Friday, 31st March 2023
Article Image

Lesson's learnt at Ealing Half Marathon #EalingFeeling

by Editor
Thursday 2nd October 2014
Tags  Paul Shanley   |   Ealing Half Marathon   |   EalingFeeling   |   Pic2Go   |   Sussex Sports Photography   |   Pacing   |   Simon Freeman   |   Xempo

Race report: Pacing, First Aid, race photos and interviewing the Kenyans... Paul Shanley reports from an eventful Ealing Half Marathon - Sunday, September 28, 2014

Ealing Half Marathon - Sunday, September 28, 2014

Photos: Lammas Park provides a great base for the race while the sun shines on participants and spectators

I met the organisers of the Ealing Half Marathon back in 2013 at an evening they hosted before the 2013 race (HERE). They were such a friendly bunch and had some great plans and ideas for growing the event, that I was disappointed I couldn’t actually run it that year.

Twelve months on whilst preparing for the Amsterdam Marathon, I had a free weekend on race day, so decide to experience the Ealing Feeling (the hashtag used be the race #EalingFeeling).

The 2013 race had been another success and since that meeting 12 months ago the race had picked up a couple of awards (Number One Half Marathon in the UK - The Running Awards 2014, Number One for Atmosphere 2013 - Runner's World) so I was really looking forward to running the 2014 edition.

Race day morning was greeted with a nice clear sky and it looked like it was going to be a warm day.

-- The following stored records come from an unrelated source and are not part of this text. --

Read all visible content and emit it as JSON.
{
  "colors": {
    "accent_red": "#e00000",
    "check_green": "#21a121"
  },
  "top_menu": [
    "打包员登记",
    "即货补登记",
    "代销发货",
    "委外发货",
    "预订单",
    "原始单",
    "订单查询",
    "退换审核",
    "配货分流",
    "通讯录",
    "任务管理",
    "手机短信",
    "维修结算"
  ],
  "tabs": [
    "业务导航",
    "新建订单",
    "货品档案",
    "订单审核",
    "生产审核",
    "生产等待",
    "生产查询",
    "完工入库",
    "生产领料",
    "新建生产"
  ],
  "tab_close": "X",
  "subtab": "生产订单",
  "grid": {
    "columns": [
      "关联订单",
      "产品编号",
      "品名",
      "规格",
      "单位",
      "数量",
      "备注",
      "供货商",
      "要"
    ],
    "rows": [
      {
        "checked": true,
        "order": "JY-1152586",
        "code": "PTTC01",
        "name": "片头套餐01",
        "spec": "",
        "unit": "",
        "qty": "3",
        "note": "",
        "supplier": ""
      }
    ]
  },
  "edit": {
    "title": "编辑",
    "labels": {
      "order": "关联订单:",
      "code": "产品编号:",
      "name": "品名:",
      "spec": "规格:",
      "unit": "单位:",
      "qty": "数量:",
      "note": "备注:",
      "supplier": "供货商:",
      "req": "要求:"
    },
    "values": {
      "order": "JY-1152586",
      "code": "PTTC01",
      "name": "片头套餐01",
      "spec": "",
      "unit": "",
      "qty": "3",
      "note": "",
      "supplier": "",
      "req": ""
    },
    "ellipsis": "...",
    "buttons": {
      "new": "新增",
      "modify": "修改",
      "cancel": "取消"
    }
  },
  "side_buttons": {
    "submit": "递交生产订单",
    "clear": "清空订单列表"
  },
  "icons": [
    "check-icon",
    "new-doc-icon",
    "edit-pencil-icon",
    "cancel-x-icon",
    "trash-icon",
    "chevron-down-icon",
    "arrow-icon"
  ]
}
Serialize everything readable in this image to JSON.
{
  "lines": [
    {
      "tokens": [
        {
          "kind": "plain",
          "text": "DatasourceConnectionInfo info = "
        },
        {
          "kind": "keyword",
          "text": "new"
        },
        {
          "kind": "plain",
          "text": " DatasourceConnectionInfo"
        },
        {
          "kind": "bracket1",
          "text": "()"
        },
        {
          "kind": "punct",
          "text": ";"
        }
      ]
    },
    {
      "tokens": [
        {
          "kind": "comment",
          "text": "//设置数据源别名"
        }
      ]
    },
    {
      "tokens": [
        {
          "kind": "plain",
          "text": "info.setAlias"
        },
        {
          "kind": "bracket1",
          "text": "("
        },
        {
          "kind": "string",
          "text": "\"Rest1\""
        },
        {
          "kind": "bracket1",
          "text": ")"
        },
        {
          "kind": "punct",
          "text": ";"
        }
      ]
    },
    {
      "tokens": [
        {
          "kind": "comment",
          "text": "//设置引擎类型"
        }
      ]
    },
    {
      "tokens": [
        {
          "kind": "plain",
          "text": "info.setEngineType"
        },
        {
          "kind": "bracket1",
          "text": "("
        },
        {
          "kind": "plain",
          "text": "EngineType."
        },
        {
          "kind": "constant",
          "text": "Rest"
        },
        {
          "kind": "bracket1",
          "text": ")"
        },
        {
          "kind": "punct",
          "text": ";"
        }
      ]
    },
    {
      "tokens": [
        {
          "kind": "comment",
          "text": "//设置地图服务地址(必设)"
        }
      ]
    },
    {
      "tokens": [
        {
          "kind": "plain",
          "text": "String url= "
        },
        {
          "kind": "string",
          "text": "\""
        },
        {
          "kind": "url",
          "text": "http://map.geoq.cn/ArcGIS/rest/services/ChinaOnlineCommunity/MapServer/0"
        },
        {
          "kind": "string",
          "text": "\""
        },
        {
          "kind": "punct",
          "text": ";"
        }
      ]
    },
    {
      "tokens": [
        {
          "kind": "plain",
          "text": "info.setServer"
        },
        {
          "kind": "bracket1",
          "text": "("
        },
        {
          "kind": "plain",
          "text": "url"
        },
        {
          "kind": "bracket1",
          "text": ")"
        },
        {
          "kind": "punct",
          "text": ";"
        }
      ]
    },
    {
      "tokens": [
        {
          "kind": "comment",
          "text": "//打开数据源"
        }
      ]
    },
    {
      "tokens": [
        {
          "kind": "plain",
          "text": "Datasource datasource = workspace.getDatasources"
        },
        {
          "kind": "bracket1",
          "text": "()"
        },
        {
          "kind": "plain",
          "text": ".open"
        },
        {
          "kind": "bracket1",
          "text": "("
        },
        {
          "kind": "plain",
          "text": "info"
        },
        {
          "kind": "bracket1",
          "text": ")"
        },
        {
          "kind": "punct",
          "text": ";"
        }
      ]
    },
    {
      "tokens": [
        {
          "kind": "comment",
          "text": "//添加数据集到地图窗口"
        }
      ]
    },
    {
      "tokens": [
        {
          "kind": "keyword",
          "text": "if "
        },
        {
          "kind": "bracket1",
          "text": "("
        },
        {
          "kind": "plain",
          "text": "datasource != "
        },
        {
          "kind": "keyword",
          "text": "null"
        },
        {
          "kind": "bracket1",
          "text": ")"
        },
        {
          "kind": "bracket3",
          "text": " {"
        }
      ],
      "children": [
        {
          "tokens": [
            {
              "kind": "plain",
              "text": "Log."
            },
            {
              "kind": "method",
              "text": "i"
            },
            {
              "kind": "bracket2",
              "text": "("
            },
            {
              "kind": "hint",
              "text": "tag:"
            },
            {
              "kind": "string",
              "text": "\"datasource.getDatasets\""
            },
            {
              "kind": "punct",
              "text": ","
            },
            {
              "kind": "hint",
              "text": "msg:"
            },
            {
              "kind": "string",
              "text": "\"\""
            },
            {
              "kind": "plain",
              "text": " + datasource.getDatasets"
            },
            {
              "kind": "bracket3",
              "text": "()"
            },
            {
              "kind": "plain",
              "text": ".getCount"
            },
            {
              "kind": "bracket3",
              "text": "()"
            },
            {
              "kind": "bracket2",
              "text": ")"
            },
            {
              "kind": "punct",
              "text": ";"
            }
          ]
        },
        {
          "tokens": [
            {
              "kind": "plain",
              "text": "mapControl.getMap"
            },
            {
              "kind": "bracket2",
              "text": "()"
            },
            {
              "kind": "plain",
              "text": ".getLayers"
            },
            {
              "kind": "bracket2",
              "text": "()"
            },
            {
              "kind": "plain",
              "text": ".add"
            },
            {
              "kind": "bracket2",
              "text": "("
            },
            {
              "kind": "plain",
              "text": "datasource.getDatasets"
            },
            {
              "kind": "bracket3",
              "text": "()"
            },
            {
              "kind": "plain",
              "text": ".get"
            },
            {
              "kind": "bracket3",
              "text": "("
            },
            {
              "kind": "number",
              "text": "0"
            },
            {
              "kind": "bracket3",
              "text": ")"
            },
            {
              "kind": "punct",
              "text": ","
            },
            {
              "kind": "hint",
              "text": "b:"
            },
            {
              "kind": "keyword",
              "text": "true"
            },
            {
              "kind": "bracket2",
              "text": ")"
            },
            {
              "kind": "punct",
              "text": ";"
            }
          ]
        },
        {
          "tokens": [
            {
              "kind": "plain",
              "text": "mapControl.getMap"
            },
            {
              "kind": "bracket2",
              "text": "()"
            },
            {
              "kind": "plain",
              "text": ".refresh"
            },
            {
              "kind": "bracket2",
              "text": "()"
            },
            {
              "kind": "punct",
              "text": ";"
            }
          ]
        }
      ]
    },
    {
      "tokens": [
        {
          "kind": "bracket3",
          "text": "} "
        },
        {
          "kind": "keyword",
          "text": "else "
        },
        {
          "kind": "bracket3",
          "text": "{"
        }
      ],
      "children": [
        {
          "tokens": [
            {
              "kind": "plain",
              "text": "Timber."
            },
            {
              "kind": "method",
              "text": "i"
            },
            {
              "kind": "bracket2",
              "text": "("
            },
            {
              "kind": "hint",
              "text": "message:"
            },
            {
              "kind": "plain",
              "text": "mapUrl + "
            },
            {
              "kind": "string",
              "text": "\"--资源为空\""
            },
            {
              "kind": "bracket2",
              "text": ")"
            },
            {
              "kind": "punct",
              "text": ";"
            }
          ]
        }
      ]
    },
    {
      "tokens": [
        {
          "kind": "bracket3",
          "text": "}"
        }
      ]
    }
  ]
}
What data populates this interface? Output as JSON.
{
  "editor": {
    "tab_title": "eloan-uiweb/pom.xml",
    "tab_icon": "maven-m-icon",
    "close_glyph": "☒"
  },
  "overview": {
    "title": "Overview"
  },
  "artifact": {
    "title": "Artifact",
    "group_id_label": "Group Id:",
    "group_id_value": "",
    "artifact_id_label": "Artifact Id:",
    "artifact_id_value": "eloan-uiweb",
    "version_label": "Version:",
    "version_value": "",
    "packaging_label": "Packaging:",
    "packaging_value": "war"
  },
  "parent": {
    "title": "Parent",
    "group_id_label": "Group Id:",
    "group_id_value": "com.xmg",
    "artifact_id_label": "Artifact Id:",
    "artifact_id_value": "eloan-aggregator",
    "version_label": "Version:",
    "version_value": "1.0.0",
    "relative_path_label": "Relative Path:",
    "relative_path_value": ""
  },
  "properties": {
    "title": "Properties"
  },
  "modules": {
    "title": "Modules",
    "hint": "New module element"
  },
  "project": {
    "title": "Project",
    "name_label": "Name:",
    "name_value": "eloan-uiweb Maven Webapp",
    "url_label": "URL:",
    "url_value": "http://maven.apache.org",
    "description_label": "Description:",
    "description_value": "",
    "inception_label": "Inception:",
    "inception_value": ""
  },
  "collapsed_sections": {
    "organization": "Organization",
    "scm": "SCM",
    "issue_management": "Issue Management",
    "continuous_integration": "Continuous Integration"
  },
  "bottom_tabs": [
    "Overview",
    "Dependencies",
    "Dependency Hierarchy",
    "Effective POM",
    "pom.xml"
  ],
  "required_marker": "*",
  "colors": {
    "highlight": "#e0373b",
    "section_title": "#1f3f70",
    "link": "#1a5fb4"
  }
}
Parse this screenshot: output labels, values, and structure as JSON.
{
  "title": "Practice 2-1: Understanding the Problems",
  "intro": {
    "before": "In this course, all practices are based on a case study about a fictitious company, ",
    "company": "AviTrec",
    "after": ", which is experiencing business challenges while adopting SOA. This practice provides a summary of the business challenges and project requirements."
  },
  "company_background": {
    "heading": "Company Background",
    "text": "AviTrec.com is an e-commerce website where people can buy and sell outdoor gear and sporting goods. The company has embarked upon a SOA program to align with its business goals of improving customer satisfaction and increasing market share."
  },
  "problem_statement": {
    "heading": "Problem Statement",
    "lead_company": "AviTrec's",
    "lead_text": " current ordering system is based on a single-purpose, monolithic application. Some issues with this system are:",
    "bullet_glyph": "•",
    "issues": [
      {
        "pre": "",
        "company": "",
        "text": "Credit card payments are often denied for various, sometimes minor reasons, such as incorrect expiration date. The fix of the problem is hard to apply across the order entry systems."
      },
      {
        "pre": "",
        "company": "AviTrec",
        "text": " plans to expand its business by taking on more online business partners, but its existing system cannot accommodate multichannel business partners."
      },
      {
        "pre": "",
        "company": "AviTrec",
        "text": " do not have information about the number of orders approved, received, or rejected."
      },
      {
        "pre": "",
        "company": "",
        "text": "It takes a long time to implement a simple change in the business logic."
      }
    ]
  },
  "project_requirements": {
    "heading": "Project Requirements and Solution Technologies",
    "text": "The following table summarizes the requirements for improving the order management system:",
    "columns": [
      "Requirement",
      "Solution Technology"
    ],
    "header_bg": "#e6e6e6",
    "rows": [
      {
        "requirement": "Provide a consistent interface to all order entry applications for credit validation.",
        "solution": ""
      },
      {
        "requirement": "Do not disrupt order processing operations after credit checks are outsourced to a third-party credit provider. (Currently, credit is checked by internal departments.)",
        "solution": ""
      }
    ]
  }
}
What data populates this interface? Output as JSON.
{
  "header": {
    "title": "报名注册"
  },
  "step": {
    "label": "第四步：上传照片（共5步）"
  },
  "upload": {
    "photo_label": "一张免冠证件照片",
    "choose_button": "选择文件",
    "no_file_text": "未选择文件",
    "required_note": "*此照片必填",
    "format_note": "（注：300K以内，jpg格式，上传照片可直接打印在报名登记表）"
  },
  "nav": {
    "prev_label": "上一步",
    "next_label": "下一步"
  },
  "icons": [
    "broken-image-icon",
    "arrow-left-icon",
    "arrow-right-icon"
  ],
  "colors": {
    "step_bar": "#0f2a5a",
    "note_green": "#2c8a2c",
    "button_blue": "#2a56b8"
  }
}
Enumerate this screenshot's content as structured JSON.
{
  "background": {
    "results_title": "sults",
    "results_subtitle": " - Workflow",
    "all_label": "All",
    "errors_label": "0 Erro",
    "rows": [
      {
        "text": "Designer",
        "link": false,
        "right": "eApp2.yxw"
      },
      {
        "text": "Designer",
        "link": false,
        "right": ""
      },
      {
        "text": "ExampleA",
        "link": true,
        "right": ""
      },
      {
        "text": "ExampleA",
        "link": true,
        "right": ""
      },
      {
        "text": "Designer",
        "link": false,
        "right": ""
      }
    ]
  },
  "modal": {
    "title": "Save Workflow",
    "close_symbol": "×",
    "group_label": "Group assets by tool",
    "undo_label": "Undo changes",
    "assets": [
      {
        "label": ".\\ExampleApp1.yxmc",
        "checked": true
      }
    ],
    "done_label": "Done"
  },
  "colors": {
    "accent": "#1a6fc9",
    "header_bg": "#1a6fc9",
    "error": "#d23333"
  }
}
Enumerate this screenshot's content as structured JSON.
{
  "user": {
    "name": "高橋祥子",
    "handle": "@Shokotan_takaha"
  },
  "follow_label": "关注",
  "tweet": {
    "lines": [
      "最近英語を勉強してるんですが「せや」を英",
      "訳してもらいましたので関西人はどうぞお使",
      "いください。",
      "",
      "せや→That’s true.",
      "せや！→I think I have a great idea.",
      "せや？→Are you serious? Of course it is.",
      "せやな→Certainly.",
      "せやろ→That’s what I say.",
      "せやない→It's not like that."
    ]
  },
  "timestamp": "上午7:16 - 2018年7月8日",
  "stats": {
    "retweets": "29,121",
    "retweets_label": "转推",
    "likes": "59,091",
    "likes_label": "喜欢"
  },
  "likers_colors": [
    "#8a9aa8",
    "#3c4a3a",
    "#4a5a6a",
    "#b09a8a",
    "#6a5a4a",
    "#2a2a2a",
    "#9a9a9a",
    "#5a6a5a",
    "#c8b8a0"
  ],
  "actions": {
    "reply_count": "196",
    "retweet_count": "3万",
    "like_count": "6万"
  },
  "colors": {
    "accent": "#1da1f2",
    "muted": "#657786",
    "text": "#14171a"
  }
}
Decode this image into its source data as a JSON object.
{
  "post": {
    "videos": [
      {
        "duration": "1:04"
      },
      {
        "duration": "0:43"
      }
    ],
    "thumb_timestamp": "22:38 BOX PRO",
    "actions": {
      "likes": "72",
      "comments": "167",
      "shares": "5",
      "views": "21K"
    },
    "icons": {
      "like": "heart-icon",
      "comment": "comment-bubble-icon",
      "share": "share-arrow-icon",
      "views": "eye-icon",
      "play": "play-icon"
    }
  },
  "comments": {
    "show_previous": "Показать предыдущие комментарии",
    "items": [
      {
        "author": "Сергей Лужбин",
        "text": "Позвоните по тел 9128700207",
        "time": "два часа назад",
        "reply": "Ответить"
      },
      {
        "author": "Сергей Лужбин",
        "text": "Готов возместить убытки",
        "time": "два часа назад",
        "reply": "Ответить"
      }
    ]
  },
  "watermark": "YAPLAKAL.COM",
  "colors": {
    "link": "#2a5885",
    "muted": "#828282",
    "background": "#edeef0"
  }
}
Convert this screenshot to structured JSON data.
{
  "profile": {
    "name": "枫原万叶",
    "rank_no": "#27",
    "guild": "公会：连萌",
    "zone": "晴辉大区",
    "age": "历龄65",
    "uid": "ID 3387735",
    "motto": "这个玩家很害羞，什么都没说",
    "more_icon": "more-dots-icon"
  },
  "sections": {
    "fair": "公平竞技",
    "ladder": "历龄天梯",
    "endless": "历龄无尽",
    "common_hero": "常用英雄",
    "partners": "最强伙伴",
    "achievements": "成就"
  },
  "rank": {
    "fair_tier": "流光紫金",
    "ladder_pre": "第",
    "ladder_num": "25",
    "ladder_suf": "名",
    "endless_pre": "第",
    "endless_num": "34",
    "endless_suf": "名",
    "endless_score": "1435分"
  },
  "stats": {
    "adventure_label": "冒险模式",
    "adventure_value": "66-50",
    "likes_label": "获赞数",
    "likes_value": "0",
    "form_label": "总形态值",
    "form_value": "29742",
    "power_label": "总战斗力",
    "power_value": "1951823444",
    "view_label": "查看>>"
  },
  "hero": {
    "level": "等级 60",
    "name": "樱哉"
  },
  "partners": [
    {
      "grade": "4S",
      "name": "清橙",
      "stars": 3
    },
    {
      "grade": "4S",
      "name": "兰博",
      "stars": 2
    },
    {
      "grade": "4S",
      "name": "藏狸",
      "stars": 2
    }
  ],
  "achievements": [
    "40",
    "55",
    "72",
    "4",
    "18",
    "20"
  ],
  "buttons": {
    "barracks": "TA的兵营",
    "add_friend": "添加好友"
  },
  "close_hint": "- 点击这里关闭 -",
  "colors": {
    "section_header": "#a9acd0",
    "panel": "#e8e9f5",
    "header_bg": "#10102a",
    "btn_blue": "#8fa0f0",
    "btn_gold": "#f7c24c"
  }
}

Upon arrival at the race-village in Lammas Park I was impressed with the overall layout and facilities on hand. To the far corner of the park there was a large marquee for baggage storage, more centrally was an expo area with sponsors and food stands and then, near the start line, lots of toilets.

The running community, although very large, does seem small at times and it was great to see lots of friendly and familiar faces who were involved in the race. One of those was Dan from Xempo (www.xempo.co.uk)  and I headed over to the tent to find a pacer to run with. Having just got back into running I am really trying to improve my times, so I was stuck on whether I should run with the 1.40 pacers or the 1.50 pacers (the 1.50 being more my standard). Luckily for me after a quick chat with Dan in turns out they had a 1.45 pace group to take around a lucky competition winner - Mike. Mike had won the ultimate Ealing Half Marathon package which include kit from Asics, a stay in a nice hotel and his own individual pace maker. Mike’s individual pacer was running celebrity and all round nice guy Simon Freeman from Like the Wind Magazine (www.likethewindmagazine.com).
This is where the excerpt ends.